The man gave her an admiring grin.

“I don’t doubt it, girl. I’m acting on orders.”

He went over the Sarsey Sal quickly but thoroughly. There were not many places to look.

“Where’re you bound for?” he asked Dan.

“Potatoes for Rome. Hauling for Butterfield.”

“All right. Sorry to bother. You’ve got a nice boat.”

He gave Molly another admiring glance and went ashore.

On the dock Fortune was talking to an old man fishing for sunfish.

“Not any luck,” the old man said, gumming a pinch of snuff. “It’s getting too cold nights for fish to bite good. The worms is dozy. It’s the winter coming. See there!”

Overhead, a line of geese pricked the sky.

 

Getting up a Party

It was Friday morning in Utica. The Sarsey Sal lay tied up beside the Wheaden dock, which was now, as Solomon called it, a Butterfield proposition.

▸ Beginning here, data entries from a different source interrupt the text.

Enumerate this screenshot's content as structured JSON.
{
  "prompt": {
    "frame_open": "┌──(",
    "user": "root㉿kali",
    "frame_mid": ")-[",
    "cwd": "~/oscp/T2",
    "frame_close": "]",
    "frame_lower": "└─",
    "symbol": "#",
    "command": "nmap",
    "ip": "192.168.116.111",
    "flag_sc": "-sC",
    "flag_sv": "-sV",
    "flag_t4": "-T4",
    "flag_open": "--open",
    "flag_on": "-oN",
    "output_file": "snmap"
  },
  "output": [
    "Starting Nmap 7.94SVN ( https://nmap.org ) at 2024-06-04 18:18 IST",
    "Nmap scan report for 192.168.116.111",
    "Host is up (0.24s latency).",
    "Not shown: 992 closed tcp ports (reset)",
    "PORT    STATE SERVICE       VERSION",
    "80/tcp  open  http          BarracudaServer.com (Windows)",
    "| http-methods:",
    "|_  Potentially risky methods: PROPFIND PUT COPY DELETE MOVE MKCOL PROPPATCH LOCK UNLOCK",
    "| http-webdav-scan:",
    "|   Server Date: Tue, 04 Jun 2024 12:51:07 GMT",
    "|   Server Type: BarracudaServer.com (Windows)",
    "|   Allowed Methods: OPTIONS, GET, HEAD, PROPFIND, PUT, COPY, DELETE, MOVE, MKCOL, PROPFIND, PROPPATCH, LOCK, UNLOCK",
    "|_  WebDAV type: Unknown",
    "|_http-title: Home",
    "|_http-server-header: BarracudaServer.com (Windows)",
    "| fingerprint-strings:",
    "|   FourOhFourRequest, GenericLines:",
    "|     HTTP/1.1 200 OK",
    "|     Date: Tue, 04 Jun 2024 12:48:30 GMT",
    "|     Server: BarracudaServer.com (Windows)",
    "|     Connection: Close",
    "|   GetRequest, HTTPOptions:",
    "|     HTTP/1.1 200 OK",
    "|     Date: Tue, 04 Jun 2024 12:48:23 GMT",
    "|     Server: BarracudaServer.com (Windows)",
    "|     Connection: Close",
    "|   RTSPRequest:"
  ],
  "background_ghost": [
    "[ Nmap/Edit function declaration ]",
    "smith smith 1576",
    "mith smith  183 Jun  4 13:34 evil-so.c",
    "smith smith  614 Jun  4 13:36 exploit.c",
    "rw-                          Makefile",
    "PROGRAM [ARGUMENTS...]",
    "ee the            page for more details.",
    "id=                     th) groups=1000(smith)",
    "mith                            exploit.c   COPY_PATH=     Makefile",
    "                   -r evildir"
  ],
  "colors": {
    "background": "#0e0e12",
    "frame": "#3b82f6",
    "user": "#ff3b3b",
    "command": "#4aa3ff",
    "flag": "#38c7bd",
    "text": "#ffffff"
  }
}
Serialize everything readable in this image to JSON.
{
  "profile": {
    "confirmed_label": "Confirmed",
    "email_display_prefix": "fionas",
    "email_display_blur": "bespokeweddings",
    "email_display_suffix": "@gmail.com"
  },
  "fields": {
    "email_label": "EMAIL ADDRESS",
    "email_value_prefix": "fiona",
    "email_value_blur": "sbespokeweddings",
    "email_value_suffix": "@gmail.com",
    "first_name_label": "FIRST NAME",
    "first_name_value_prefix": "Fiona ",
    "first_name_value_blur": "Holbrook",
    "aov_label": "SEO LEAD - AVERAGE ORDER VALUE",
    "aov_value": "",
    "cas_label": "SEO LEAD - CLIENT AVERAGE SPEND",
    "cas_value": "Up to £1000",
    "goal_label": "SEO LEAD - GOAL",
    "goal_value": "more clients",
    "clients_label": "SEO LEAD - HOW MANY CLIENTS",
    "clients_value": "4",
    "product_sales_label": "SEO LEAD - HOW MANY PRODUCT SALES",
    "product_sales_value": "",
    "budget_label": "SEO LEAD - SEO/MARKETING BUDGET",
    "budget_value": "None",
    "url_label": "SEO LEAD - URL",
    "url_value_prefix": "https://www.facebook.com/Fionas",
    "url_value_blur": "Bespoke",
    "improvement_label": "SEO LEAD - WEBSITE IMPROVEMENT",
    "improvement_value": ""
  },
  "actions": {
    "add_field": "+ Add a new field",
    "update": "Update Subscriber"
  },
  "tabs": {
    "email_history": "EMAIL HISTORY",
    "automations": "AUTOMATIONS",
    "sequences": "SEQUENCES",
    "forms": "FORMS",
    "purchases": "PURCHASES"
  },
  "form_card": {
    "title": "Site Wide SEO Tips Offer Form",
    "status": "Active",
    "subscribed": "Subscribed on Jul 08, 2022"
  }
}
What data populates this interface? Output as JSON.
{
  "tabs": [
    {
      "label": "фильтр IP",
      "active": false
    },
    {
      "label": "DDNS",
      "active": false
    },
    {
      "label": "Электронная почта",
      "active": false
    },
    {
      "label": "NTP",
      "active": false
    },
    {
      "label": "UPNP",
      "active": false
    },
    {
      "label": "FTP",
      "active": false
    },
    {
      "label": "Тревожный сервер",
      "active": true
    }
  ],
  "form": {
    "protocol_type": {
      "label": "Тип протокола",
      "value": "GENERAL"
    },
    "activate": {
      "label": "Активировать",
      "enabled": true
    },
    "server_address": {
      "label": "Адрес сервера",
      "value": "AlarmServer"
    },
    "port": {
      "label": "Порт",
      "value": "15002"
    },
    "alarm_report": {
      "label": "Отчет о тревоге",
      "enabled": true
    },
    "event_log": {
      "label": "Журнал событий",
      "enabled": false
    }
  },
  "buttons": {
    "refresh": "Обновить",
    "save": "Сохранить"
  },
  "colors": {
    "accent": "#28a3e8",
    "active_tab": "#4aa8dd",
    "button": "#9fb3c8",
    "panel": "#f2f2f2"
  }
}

“It’d be a good place for us to tie up at for the winter, Dan. Though I guess probably Lucy ‘11 want to be farther downtown.”

The little man was sitting on the side gang of the Sarsey Sal, his thin bow legs hanging into the pit.

“I guess we’ll tie up here,” Dan said. “Molly likes it all right, and I’ll be stabling the teams in the barn back.”

“Put your grease on upwards,” Solomon said suddenly. “Then rub it down.”